Tandis que les deux hommes ont affirmé qu'il n'en était rien, le magistrat se serait alors réjoui que « tout le monde puisse maintenant mieux respirer». « Bon, la plus soulagée, c'est madame à l'avant, la plus proche de vous! », aurait-il lâché en riant.

Le juge se serait également ouvertement moqué du nom de l'un des deux défendeurs, Mamadou Bobo Sylla. « Quand on parle de Bobo dans les procédures, c'est vous ? En français, bobo, vous savez ce que ça veut dire ! », a-t-il lancé.

C'est la demanderesse, Sandra Fraser qui aurait porté plainte au Conseil canadien de la magistrature pour dénoncer l' « attitude générale inappropriée et déplacée » du magistrat, occasionnant un « sentiment général d'inconfort » en utilisant un « ton déplaisant ».

Contacté par La Presse, Mamadou Bobo Sylla aurait indiqué ne pas être choqué par ce qu'il qualifie de « plaisanterie » en faisant référence à la remarque du juge De Michele sur son nom.

Le Conseil de la magistrature a étudié le comportement du magistrat et a décidé de transmettre la plainte au Comité d'enquête considérant les « interrogations » qui demeurent dans cette affaire.

Une récidive ?

Il ne s'agirait pas de la première plainte de cette nature déposée contre le juge De Michele, qui siège à la Cour du Québec depuis 1995.

Dans une décision rendue le 29 avril 2009, le Comité d'enquête du Conseil de la magistrature a recommandé que le juge soit réprimandé pour avoir tenu des propos qui « contreviennent aux devoirs d’intégrité, de dignité et d’honneur, d’impartialité, de courtoisie et de sérénité » lors d'une audience.

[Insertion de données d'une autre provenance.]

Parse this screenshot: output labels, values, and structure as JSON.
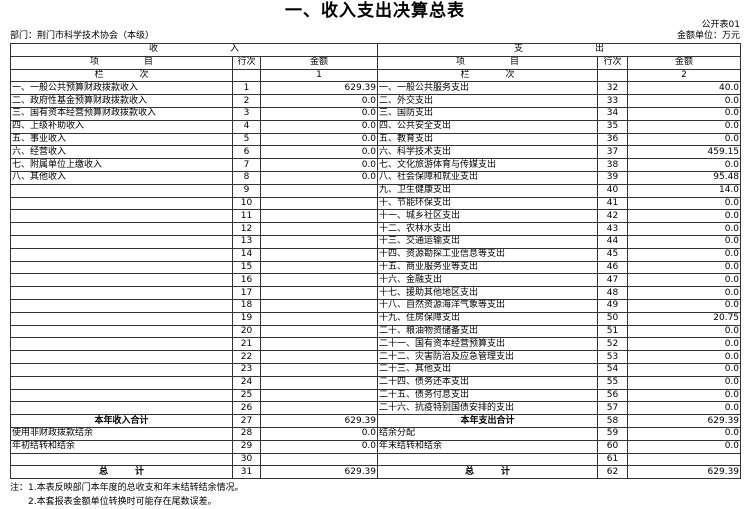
{
  "title": "一、收入支出决算总表",
  "form_no": "公开表01",
  "department": "部门：荆门市科学技术协会（本级）",
  "unit": "金额单位：万元",
  "header": {
    "income": "收　　　　　　　　入",
    "expense": "支　　　　　　　　出",
    "item": "项　　　　　目",
    "line_no": "行次",
    "amount": "金额",
    "column": "栏　　　　次",
    "col1": "1",
    "col2": "2"
  },
  "rows": [
    [
      "一、一般公共预算财政拨款收入",
      "1",
      "629.39",
      "一、一般公共服务支出",
      "32",
      "40.0"
    ],
    [
      "二、政府性基金预算财政拨款收入",
      "2",
      "0.0",
      "二、外交支出",
      "33",
      "0.0"
    ],
    [
      "三、国有资本经营预算财政拨款收入",
      "3",
      "0.0",
      "三、国防支出",
      "34",
      "0.0"
    ],
    [
      "四、上级补助收入",
      "4",
      "0.0",
      "四、公共安全支出",
      "35",
      "0.0"
    ],
    [
      "五、事业收入",
      "5",
      "0.0",
      "五、教育支出",
      "36",
      "0.0"
    ],
    [
      "六、经营收入",
      "6",
      "0.0",
      "六、科学技术支出",
      "37",
      "459.15"
    ],
    [
      "七、附属单位上缴收入",
      "7",
      "0.0",
      "七、文化旅游体育与传媒支出",
      "38",
      "0.0"
    ],
    [
      "八、其他收入",
      "8",
      "0.0",
      "八、社会保障和就业支出",
      "39",
      "95.48"
    ],
    [
      "",
      "9",
      "",
      "九、卫生健康支出",
      "40",
      "14.0"
    ],
    [
      "",
      "10",
      "",
      "十、节能环保支出",
      "41",
      "0.0"
    ],
    [
      "",
      "11",
      "",
      "十一、城乡社区支出",
      "42",
      "0.0"
    ],
    [
      "",
      "12",
      "",
      "十二、农林水支出",
      "43",
      "0.0"
    ],
    [
      "",
      "13",
      "",
      "十三、交通运输支出",
      "44",
      "0.0"
    ],
    [
      "",
      "14",
      "",
      "十四、资源勘探工业信息等支出",
      "45",
      "0.0"
    ],
    [
      "",
      "15",
      "",
      "十五、商业服务业等支出",
      "46",
      "0.0"
    ],
    [
      "",
      "16",
      "",
      "十六、金融支出",
      "47",
      "0.0"
    ],
    [
      "",
      "17",
      "",
      "十七、援助其他地区支出",
      "48",
      "0.0"
    ],
    [
      "",
      "18",
      "",
      "十八、自然资源海洋气象等支出",
      "49",
      "0.0"
    ],
    [
      "",
      "19",
      "",
      "十九、住房保障支出",
      "50",
      "20.75"
    ],
    [
      "",
      "20",
      "",
      "二十、粮油物资储备支出",
      "51",
      "0.0"
    ],
    [
      "",
      "21",
      "",
      "二十一、国有资本经营预算支出",
      "52",
      "0.0"
    ],
    [
      "",
      "22",
      "",
      "二十二、灾害防治及应急管理支出",
      "53",
      "0.0"
    ],
    [
      "",
      "23",
      "",
      "二十三、其他支出",
      "54",
      "0.0"
    ],
    [
      "",
      "24",
      "",
      "二十四、债务还本支出",
      "55",
      "0.0"
    ],
    [
      "",
      "25",
      "",
      "二十五、债务付息支出",
      "56",
      "0.0"
    ],
    [
      "",
      "26",
      "",
      "二十六、抗疫特别国债安排的支出",
      "57",
      "0.0"
    ],
    [
      "本年收入合计",
      "27",
      "629.39",
      "本年支出合计",
      "58",
      "629.39"
    ],
    [
      "使用非财政拨款结余",
      "28",
      "0.0",
      "结余分配",
      "59",
      "0.0"
    ],
    [
      "年初结转和结余",
      "29",
      "0.0",
      "年末结转和结余",
      "60",
      "0.0"
    ],
    [
      "",
      "30",
      "",
      "",
      "61",
      ""
    ],
    [
      "总　　　计",
      "31",
      "629.39",
      "总　　　计",
      "62",
      "629.39"
    ]
  ],
  "bold_rows": [
    26,
    30
  ],
  "notes": [
    "注：1.本表反映部门本年度的总收支和年末结转结余情况。",
    "　　2.本套报表金额单位转换时可能存在尾数误差。"
  ]
}
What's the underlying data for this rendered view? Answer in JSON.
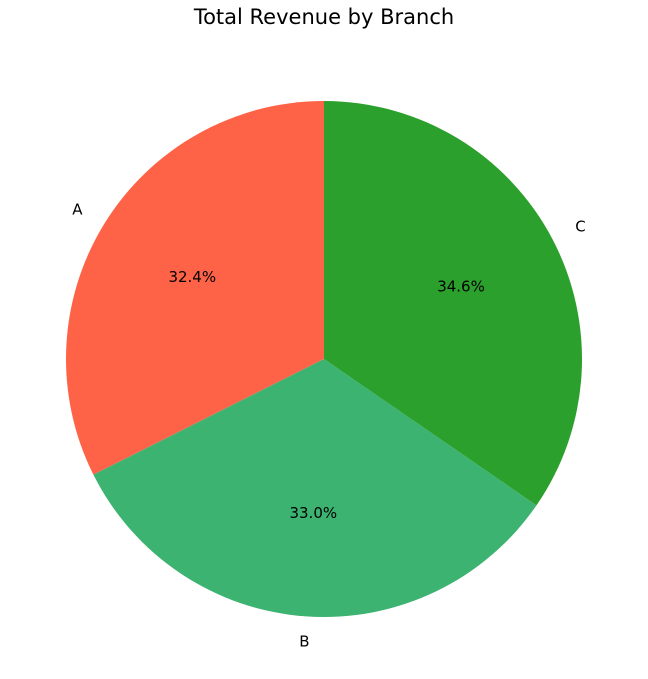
{
  "chart_data": {
    "type": "pie",
    "title": "Total Revenue by Branch",
    "categories": [
      "A",
      "B",
      "C"
    ],
    "values": [
      32.4,
      33.0,
      34.6
    ],
    "value_labels": [
      "32.4%",
      "33.0%",
      "34.6%"
    ],
    "colors": [
      "#ff6347",
      "#3cb371",
      "#2ca02c"
    ]
  }
}
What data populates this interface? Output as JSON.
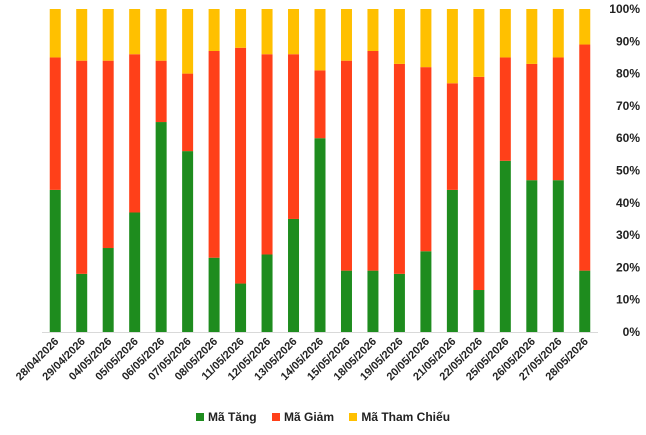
{
  "chart_data": {
    "type": "bar",
    "stacked": true,
    "percent": true,
    "categories": [
      "28/04/2026",
      "29/04/2026",
      "04/05/2026",
      "05/05/2026",
      "06/05/2026",
      "07/05/2026",
      "08/05/2026",
      "11/05/2026",
      "12/05/2026",
      "13/05/2026",
      "14/05/2026",
      "15/05/2026",
      "18/05/2026",
      "19/05/2026",
      "20/05/2026",
      "21/05/2026",
      "22/05/2026",
      "25/05/2026",
      "26/05/2026",
      "27/05/2026",
      "28/05/2026"
    ],
    "series": [
      {
        "name": "Mã Tăng",
        "color": "#1e8c1e",
        "values": [
          44,
          18,
          26,
          37,
          65,
          56,
          23,
          15,
          24,
          35,
          60,
          19,
          19,
          18,
          25,
          44,
          13,
          53,
          47,
          47,
          19
        ]
      },
      {
        "name": "Mã Giảm",
        "color": "#ff4019",
        "values": [
          41,
          66,
          58,
          49,
          19,
          24,
          64,
          73,
          62,
          51,
          21,
          65,
          68,
          65,
          57,
          33,
          66,
          32,
          36,
          38,
          70
        ]
      },
      {
        "name": "Mã Tham Chiếu",
        "color": "#ffc000",
        "values": [
          15,
          16,
          16,
          14,
          16,
          20,
          13,
          12,
          14,
          14,
          19,
          16,
          13,
          17,
          18,
          23,
          21,
          15,
          17,
          15,
          11
        ]
      }
    ],
    "y_ticks": [
      "0%",
      "10%",
      "20%",
      "30%",
      "40%",
      "50%",
      "60%",
      "70%",
      "80%",
      "90%",
      "100%"
    ],
    "ylim": [
      0,
      100
    ],
    "grid": false,
    "legend_position": "bottom"
  }
}
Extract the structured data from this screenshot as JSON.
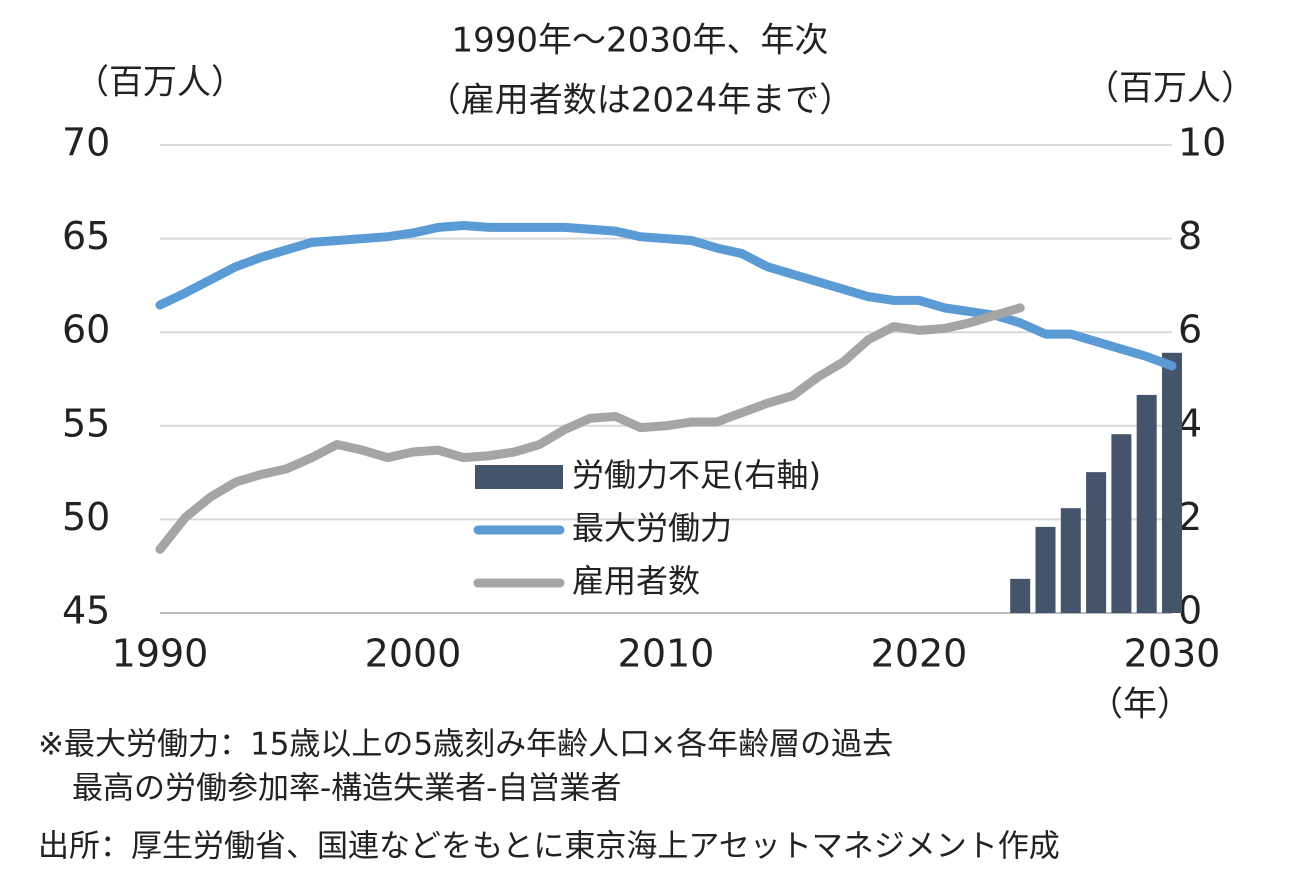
{
  "chart_data": {
    "type": "line",
    "title": [
      "1990年～2030年、年次",
      "（雇用者数は2024年まで）"
    ],
    "y_unit": "（百万人）",
    "y2_unit": "（百万人）",
    "x_unit": "（年）",
    "x": [
      1990,
      1991,
      1992,
      1993,
      1994,
      1995,
      1996,
      1997,
      1998,
      1999,
      2000,
      2001,
      2002,
      2003,
      2004,
      2005,
      2006,
      2007,
      2008,
      2009,
      2010,
      2011,
      2012,
      2013,
      2014,
      2015,
      2016,
      2017,
      2018,
      2019,
      2020,
      2021,
      2022,
      2023,
      2024,
      2025,
      2026,
      2027,
      2028,
      2029,
      2030
    ],
    "xlim": [
      1990,
      2030
    ],
    "xticks": [
      1990,
      2000,
      2010,
      2020,
      2030
    ],
    "ylim": [
      45,
      70
    ],
    "yticks": [
      45,
      50,
      55,
      60,
      65,
      70
    ],
    "y2lim": [
      0,
      10
    ],
    "y2ticks": [
      0,
      2,
      4,
      6,
      8,
      10
    ],
    "grid": true,
    "legend": "center",
    "series": [
      {
        "name": "労働力不足(右軸)",
        "type": "bar",
        "axis": "y2",
        "color": "#44546a",
        "values": [
          null,
          null,
          null,
          null,
          null,
          null,
          null,
          null,
          null,
          null,
          null,
          null,
          null,
          null,
          null,
          null,
          null,
          null,
          null,
          null,
          null,
          null,
          null,
          null,
          null,
          null,
          null,
          null,
          null,
          null,
          null,
          null,
          null,
          null,
          0.73,
          1.84,
          2.24,
          3.01,
          3.82,
          4.66,
          5.56
        ]
      },
      {
        "name": "最大労働力",
        "type": "line",
        "color": "#5b9bd5",
        "values": [
          61.45,
          62.1,
          62.8,
          63.5,
          64.0,
          64.4,
          64.8,
          64.9,
          65.0,
          65.1,
          65.3,
          65.6,
          65.7,
          65.6,
          65.6,
          65.6,
          65.6,
          65.5,
          65.4,
          65.1,
          65.0,
          64.9,
          64.5,
          64.2,
          63.5,
          63.1,
          62.7,
          62.3,
          61.9,
          61.7,
          61.7,
          61.3,
          61.1,
          60.9,
          60.5,
          59.9,
          59.9,
          59.5,
          59.1,
          58.7,
          58.2
        ]
      },
      {
        "name": "雇用者数",
        "type": "line",
        "color": "#a5a5a5",
        "values": [
          48.4,
          50.1,
          51.2,
          52.0,
          52.4,
          52.7,
          53.3,
          54.0,
          53.7,
          53.3,
          53.6,
          53.7,
          53.3,
          53.4,
          53.6,
          54.0,
          54.8,
          55.4,
          55.5,
          54.9,
          55.0,
          55.2,
          55.2,
          55.7,
          56.2,
          56.6,
          57.6,
          58.4,
          59.6,
          60.3,
          60.1,
          60.2,
          60.5,
          60.9,
          61.3,
          null,
          null,
          null,
          null,
          null,
          null
        ]
      }
    ],
    "notes": [
      "※最大労働力：15歳以上の5歳刻み年齢人口×各年齢層の過去",
      "最高の労働参加率-構造失業者-自営業者"
    ],
    "source": "出所：厚生労働省、国連などをもとに東京海上アセットマネジメント作成"
  }
}
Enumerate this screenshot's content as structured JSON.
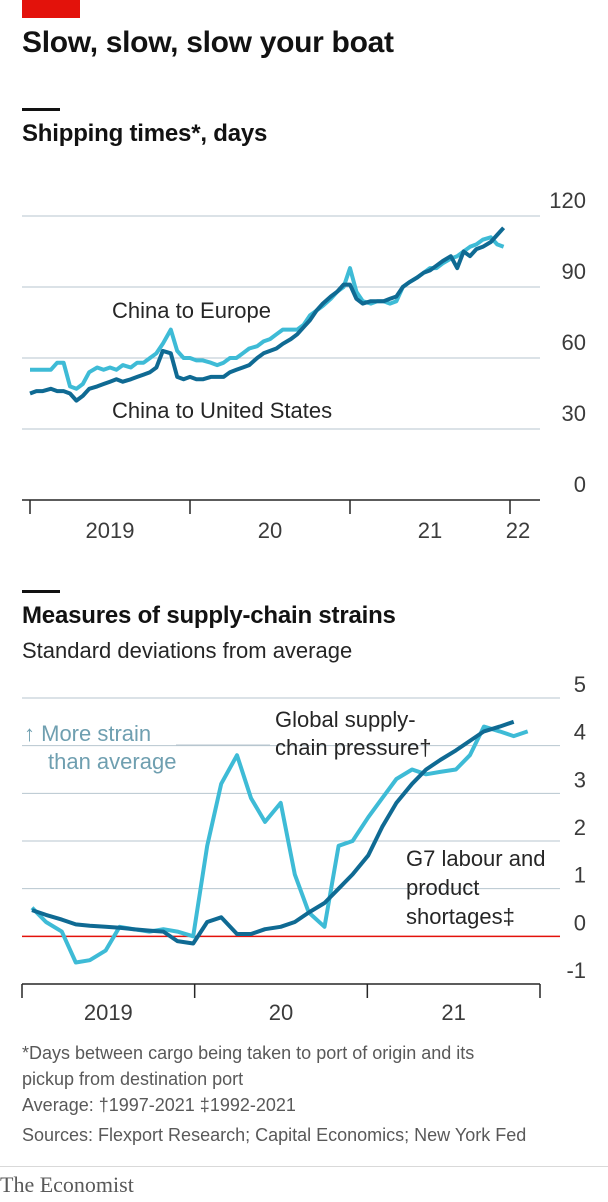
{
  "header": {
    "title": "Slow, slow, slow your boat"
  },
  "chart_data": [
    {
      "type": "line",
      "title": "Shipping times*, days",
      "ylim": [
        0,
        120
      ],
      "yticks": [
        0,
        30,
        60,
        90,
        120
      ],
      "xlim": [
        2018.95,
        2022.05
      ],
      "xtick_labels": [
        "2019",
        "20",
        "21",
        "22"
      ],
      "series": [
        {
          "name": "China to Europe",
          "color": "#3ebbd6",
          "x": [
            2019.0,
            2019.04,
            2019.08,
            2019.13,
            2019.17,
            2019.21,
            2019.25,
            2019.29,
            2019.33,
            2019.37,
            2019.42,
            2019.46,
            2019.5,
            2019.54,
            2019.58,
            2019.63,
            2019.67,
            2019.71,
            2019.75,
            2019.79,
            2019.83,
            2019.88,
            2019.92,
            2019.96,
            2020.0,
            2020.04,
            2020.08,
            2020.13,
            2020.17,
            2020.21,
            2020.25,
            2020.29,
            2020.33,
            2020.37,
            2020.42,
            2020.46,
            2020.5,
            2020.54,
            2020.58,
            2020.63,
            2020.67,
            2020.71,
            2020.75,
            2020.79,
            2020.83,
            2020.88,
            2020.92,
            2020.96,
            2021.0,
            2021.04,
            2021.08,
            2021.13,
            2021.17,
            2021.21,
            2021.25,
            2021.29,
            2021.33,
            2021.37,
            2021.42,
            2021.46,
            2021.5,
            2021.54,
            2021.58,
            2021.63,
            2021.67,
            2021.71,
            2021.75,
            2021.79,
            2021.83,
            2021.88,
            2021.92,
            2021.96
          ],
          "values": [
            55,
            55,
            55,
            55,
            58,
            58,
            48,
            47,
            49,
            54,
            56,
            55,
            56,
            55,
            57,
            56,
            58,
            58,
            60,
            62,
            66,
            72,
            63,
            60,
            60,
            59,
            59,
            58,
            57,
            58,
            60,
            60,
            62,
            64,
            65,
            67,
            68,
            70,
            72,
            72,
            72,
            74,
            78,
            80,
            82,
            85,
            88,
            90,
            98,
            88,
            84,
            83,
            84,
            84,
            83,
            84,
            90,
            92,
            94,
            96,
            98,
            98,
            100,
            102,
            103,
            105,
            107,
            108,
            110,
            111,
            108,
            107
          ]
        },
        {
          "name": "China to United States",
          "color": "#0f6a93",
          "x": [
            2019.0,
            2019.04,
            2019.08,
            2019.13,
            2019.17,
            2019.21,
            2019.25,
            2019.29,
            2019.33,
            2019.37,
            2019.42,
            2019.46,
            2019.5,
            2019.54,
            2019.58,
            2019.63,
            2019.67,
            2019.71,
            2019.75,
            2019.79,
            2019.83,
            2019.88,
            2019.92,
            2019.96,
            2020.0,
            2020.04,
            2020.08,
            2020.13,
            2020.17,
            2020.21,
            2020.25,
            2020.29,
            2020.33,
            2020.37,
            2020.42,
            2020.46,
            2020.5,
            2020.54,
            2020.58,
            2020.63,
            2020.67,
            2020.71,
            2020.75,
            2020.79,
            2020.83,
            2020.88,
            2020.92,
            2020.96,
            2021.0,
            2021.04,
            2021.08,
            2021.13,
            2021.17,
            2021.21,
            2021.25,
            2021.29,
            2021.33,
            2021.37,
            2021.42,
            2021.46,
            2021.5,
            2021.54,
            2021.58,
            2021.63,
            2021.67,
            2021.71,
            2021.75,
            2021.79,
            2021.83,
            2021.88,
            2021.92,
            2021.96
          ],
          "values": [
            45,
            46,
            46,
            47,
            46,
            46,
            45,
            42,
            44,
            47,
            48,
            49,
            50,
            51,
            50,
            51,
            52,
            53,
            54,
            56,
            63,
            62,
            52,
            51,
            52,
            51,
            51,
            52,
            52,
            52,
            54,
            55,
            56,
            57,
            60,
            62,
            63,
            64,
            66,
            68,
            70,
            73,
            76,
            80,
            83,
            86,
            88,
            91,
            91,
            85,
            83,
            84,
            84,
            84,
            85,
            86,
            90,
            92,
            94,
            96,
            97,
            99,
            101,
            103,
            98,
            105,
            103,
            106,
            107,
            109,
            112,
            115
          ]
        }
      ],
      "annotations": [
        "China to Europe",
        "China to United States"
      ]
    },
    {
      "type": "line",
      "title": "Measures of supply-chain strains",
      "subtitle": "Standard deviations from average",
      "ylim": [
        -1,
        5
      ],
      "yticks": [
        -1,
        0,
        1,
        2,
        3,
        4,
        5
      ],
      "xlim": [
        2019.0,
        2021.9
      ],
      "xtick_labels": [
        "2019",
        "20",
        "21"
      ],
      "zero_line_color": "#e3120b",
      "strain_note": [
        "↑ More strain",
        "than average"
      ],
      "series": [
        {
          "name": "Global supply-chain pressure†",
          "label_lines": [
            "Global supply-",
            "chain pressure†"
          ],
          "color": "#3ebbd6",
          "x": [
            2019.0,
            2019.08,
            2019.17,
            2019.25,
            2019.33,
            2019.42,
            2019.5,
            2019.58,
            2019.67,
            2019.75,
            2019.83,
            2019.92,
            2020.0,
            2020.08,
            2020.17,
            2020.25,
            2020.33,
            2020.42,
            2020.5,
            2020.58,
            2020.67,
            2020.75,
            2020.83,
            2020.92,
            2021.0,
            2021.08,
            2021.17,
            2021.25,
            2021.33,
            2021.42,
            2021.5,
            2021.58,
            2021.67,
            2021.75,
            2021.83
          ],
          "values": [
            0.6,
            0.3,
            0.1,
            -0.55,
            -0.5,
            -0.3,
            0.2,
            0.15,
            0.1,
            0.15,
            0.1,
            0.0,
            1.9,
            3.2,
            3.8,
            2.9,
            2.4,
            2.8,
            1.3,
            0.5,
            0.2,
            1.9,
            2.0,
            2.5,
            2.9,
            3.3,
            3.5,
            3.4,
            3.45,
            3.5,
            3.8,
            4.4,
            4.3,
            4.2,
            4.3
          ]
        },
        {
          "name": "G7 labour and product shortages‡",
          "label_lines": [
            "G7 labour and",
            "product",
            "shortages‡"
          ],
          "color": "#0f6a93",
          "x": [
            2019.0,
            2019.08,
            2019.17,
            2019.25,
            2019.33,
            2019.42,
            2019.5,
            2019.58,
            2019.67,
            2019.75,
            2019.83,
            2019.92,
            2020.0,
            2020.08,
            2020.17,
            2020.25,
            2020.33,
            2020.42,
            2020.5,
            2020.58,
            2020.67,
            2020.75,
            2020.83,
            2020.92,
            2021.0,
            2021.08,
            2021.17,
            2021.25,
            2021.33,
            2021.42,
            2021.5,
            2021.58,
            2021.67,
            2021.75
          ],
          "values": [
            0.55,
            0.45,
            0.35,
            0.25,
            0.22,
            0.2,
            0.18,
            0.15,
            0.12,
            0.1,
            -0.1,
            -0.15,
            0.3,
            0.4,
            0.05,
            0.05,
            0.15,
            0.2,
            0.3,
            0.5,
            0.7,
            1.0,
            1.3,
            1.7,
            2.3,
            2.8,
            3.2,
            3.5,
            3.7,
            3.9,
            4.1,
            4.3,
            4.4,
            4.5
          ]
        }
      ]
    }
  ],
  "footnotes": {
    "line1": "*Days between cargo being taken to port of origin and its",
    "line2": "pickup from destination port",
    "line3": "Average: †1997-2021   ‡1992-2021",
    "sources": "Sources: Flexport Research; Capital Economics; New York Fed"
  },
  "brand": {
    "name": "The Economist",
    "accent": "#e3120b"
  }
}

Le magistrat lui aurait fait des remarques sur la qualité de son français (« Ça, c’est du français élémentaire, ça, Madame. Si, en plus, on est obligé de faire l’éducation du français dans nos salles de cour, on n’est pas sorti du bois.(…) ») et ses qualités personnelles (« Vous avez peut-être beaucoup de talent, Madame, dans votre domaine,(…) mais malheureusement, la rationalisation devrait être travaillée un peu plus (…) » )

Dans sa décision, le Comité retient « le ton utilisé par le juge et le nombre d’interventions portant sur la personne, son éducation et le traitement inégal fait à la demanderesse lorsqu’elle réfère à l’autre partie ».

Selon le Comité, « les remarques sur la personne et le ton utilisé à l’audition sont de nature à miner la confiance du justiciable et portent atteinte à l’intégrité, l’honneur et la dignité de la magistrature ».

Considérant que l’intimé n’avait alors jamais fait l’objet de sanction et qu’il a présenté des excuses à la plaignante lors de l’audience devant le comité, ce dernier avait recommandé la réprimande.